A bill on its way to the governor would help clear the path for two California counties to increase sales taxes for transportation.
The Senate voted 25-12 to send a bill to Gov. Jerry Brown that would authorize Alameda and Contra Costa counties to put transportation measures on their ballots to boost funding for local infrastructure. Assembly lawmakers already approved it with a 46-23 vote.
Officials in Alameda County want to take another crack at getting voters to double the local transportation sales tax to fix potholes, improve roads and freeways, and expand public transit throughout the county.
In November 2012, an effort to permanently increase the local tax from one-half cent to one full cent was defeated despite 66.53 percent voting in favor of the change.
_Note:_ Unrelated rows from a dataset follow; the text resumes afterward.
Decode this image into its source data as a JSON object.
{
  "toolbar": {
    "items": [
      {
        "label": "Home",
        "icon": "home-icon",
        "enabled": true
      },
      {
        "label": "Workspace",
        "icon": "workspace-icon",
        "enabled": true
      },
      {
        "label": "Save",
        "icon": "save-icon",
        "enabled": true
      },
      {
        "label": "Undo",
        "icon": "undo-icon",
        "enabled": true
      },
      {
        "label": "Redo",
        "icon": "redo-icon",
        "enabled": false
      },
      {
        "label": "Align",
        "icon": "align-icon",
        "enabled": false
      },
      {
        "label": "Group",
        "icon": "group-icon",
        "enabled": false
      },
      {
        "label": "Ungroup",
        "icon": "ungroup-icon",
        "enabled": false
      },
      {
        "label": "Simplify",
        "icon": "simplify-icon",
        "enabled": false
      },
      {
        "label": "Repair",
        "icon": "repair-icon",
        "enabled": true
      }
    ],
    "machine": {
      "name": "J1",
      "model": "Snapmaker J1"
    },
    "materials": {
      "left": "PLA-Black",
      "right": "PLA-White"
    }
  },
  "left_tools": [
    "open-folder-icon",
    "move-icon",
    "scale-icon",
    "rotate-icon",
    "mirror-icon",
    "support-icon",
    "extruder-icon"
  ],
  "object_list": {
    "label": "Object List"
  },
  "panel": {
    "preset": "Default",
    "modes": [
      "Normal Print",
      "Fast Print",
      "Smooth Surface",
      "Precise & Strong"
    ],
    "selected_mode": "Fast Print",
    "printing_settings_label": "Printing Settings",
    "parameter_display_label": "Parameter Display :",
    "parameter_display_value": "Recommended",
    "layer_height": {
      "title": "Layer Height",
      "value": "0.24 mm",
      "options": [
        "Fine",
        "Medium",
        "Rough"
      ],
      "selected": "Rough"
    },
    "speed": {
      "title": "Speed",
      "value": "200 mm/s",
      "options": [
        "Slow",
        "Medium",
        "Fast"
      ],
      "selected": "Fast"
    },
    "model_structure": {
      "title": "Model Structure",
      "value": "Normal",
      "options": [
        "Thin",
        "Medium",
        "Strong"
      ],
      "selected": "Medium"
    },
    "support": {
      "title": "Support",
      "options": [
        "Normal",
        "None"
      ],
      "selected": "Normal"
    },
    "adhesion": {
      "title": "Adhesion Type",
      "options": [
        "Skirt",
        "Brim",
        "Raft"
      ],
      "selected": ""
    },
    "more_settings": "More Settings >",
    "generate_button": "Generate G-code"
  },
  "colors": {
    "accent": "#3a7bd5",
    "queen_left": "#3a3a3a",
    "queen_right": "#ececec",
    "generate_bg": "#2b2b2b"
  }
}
The question fell just short of the necessary 66.67 percent threshold.
Contra Costa County voters last approved renewing their half-cent tax nearly a decade ago.
The counties cannot put transportation sales tax measures on the ballot without first getting an exemption from state lawmakers. The restriction is in place because some cities would be pushed above a local 2 percent sales tax cap set by the state.
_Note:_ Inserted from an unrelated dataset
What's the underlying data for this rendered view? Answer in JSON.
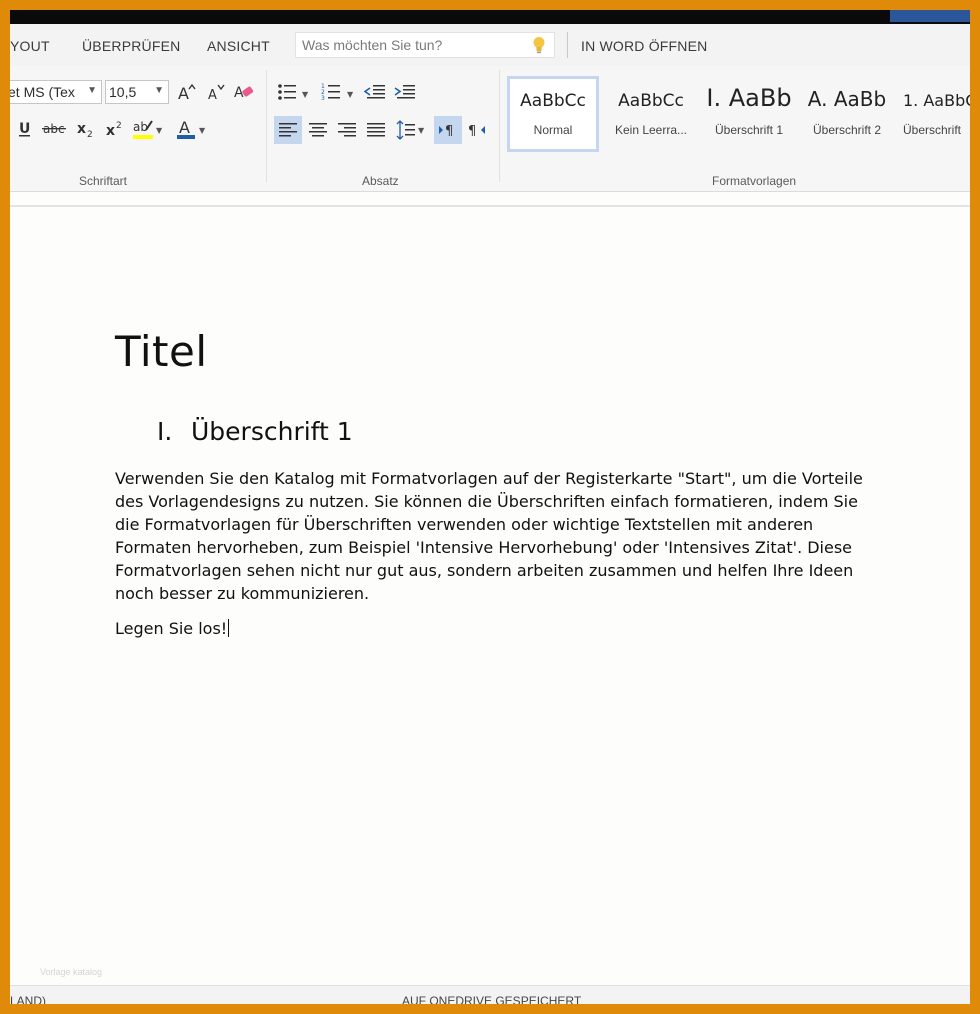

Assemblyman Bob Wieckowski, D-Fremont, said it’s important to make sure the two counties have funds for future transportation projects that are critical to the East Bay region.
“(The bill) will put people to work, help commuters, and assist with the movement of goods from the Port of Oakland,” Wieckowski said in a news release.
AB210 would grant both counties the authority to exceed the local cap if voters approve an increase by Dec. 31, 2020.